In the industrial heartland 260 miles east of Moscow, it couldn’t have happened in a more surprising place. Stalin renamed the city “Gorky” to honor locally born writer Maxim Gorky, an apologist for the Soviet dictator’s excesses. Dissident scientist Andrei Sakharov spent seven long years there in KGB-enforced exile.
In that environment, Nemtsov came to politics opposing a nuclear power plant. As governor, he pushed reforms rejected as too progressive at the national level by President Mikhail Gorbachev.
During my months there, international journalists and politicians including Margaret Thatcher arrived to witness Nemtsov’s bold innovations. He was witty, brash and as impatient as any politician I’ve seen. I still remember my terror as a passenger in a car he insisted on driving to a TV interview at speeds that would rival a NASCAR driver.
President Boris Yeltsin brought Nemtsov to Moscow in the late 1980s as first deputy prime minister with special responsibility for reforming Russia’s corrupt energy sector. Nemtsov’s popularity soared and Yeltsin reportedly introduced him to President Bill Clinton as his preferred successor.

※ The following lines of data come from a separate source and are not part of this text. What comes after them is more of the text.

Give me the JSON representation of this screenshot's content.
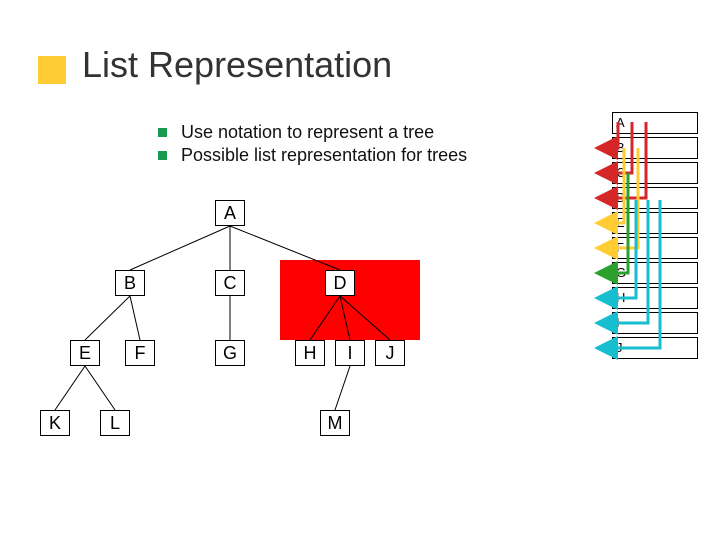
{
  "title": "List Representation",
  "bullets": [
    "Use notation to represent a tree",
    "Possible list representation for trees"
  ],
  "tree": {
    "root": "A",
    "level1": [
      "B",
      "C",
      "D"
    ],
    "level2_b": [
      "E",
      "F"
    ],
    "level2_c": [
      "G"
    ],
    "level2_d": [
      "H",
      "I",
      "J"
    ],
    "level3_e": [
      "K",
      "L"
    ],
    "level3_i": [
      "M"
    ]
  },
  "sidebar": [
    "A",
    "B",
    "C",
    "D",
    "E",
    "F",
    "G",
    "H",
    "I",
    "J"
  ],
  "colors": {
    "accent_square": "#ffcc33",
    "bullet": "#1a9850",
    "highlight": "#ff0000",
    "arrows": [
      "#d62728",
      "#ffcc33",
      "#2ca02c",
      "#17becf"
    ]
  }
}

After Russia’s economic crash in the late 1990s, Nemtsov became Russia’s leading and most high-profile opposition leader. His continued forceful advocacy of democratic and economic reforms were praised by American politicians from President Barack Obama to Sen. John McCain.
I was reacquainted with Nemtsov two decades after I first met him when I was chief of staff to U.S. Sen. Mark Begich. Nemtsov was always accompanied to our office by Vladimir Kara-Murza, who has assumed his mantle of fighting for democratic reforms as chairman of the Nemtsov Foundation for Freedom.
Kara-Murza’s bravery rivals that of his mentor; Vladimir has twice nearly died from mysterious poisoning yet continues his courageous work.
Less than a month after Nemtsov’s assassination, I was in Moscow and made my way to the murder site. Stacked knee-deep along the bridge were red and white carnations and roses as candles and pictures of Nemtsov flickered in the cold wind.
Nemtsov and his movement supported the type of citizen diplomacy in which average Alaskans engaged with their Russian counterparts to help end the Cold War in the mid-1980s.
Last year, in seeking a fitting way to honor Nemtsov, a bipartisan group of American senators introduced legislation naming the plaza in front of the Russian Embassy in Washington after him. The finger-in-the-eye measure won unanimous Foreign Relations Committee support, but reportedly has been bottled up by Secretary of State Rex Tillerson at the request of his Russian counterpart.
Instead, the District of Columbia city council, at Kara-Murza’s urging, has just unanimously adopted its own legislation to designate Boris Nemtsov Plaza at the Russian Embassy.
The honor is welcome but incomplete. Alaskans and all Americans should exhibit the same courage Nemtsov demonstrated to pressure our own government to resist Russia’s autocratic excesses and usher in democratic reforms such as free elections, an independent media and basic human rights for all.
• David Ramseur was a longtime Juneau resident as an aide to governors Steve Cowper and Tony Knowles. He recently published the book, “Melting the Ice Curtain: The Extraordinary Story of Citizen Diplomacy on the Russia-Alaska Frontier.”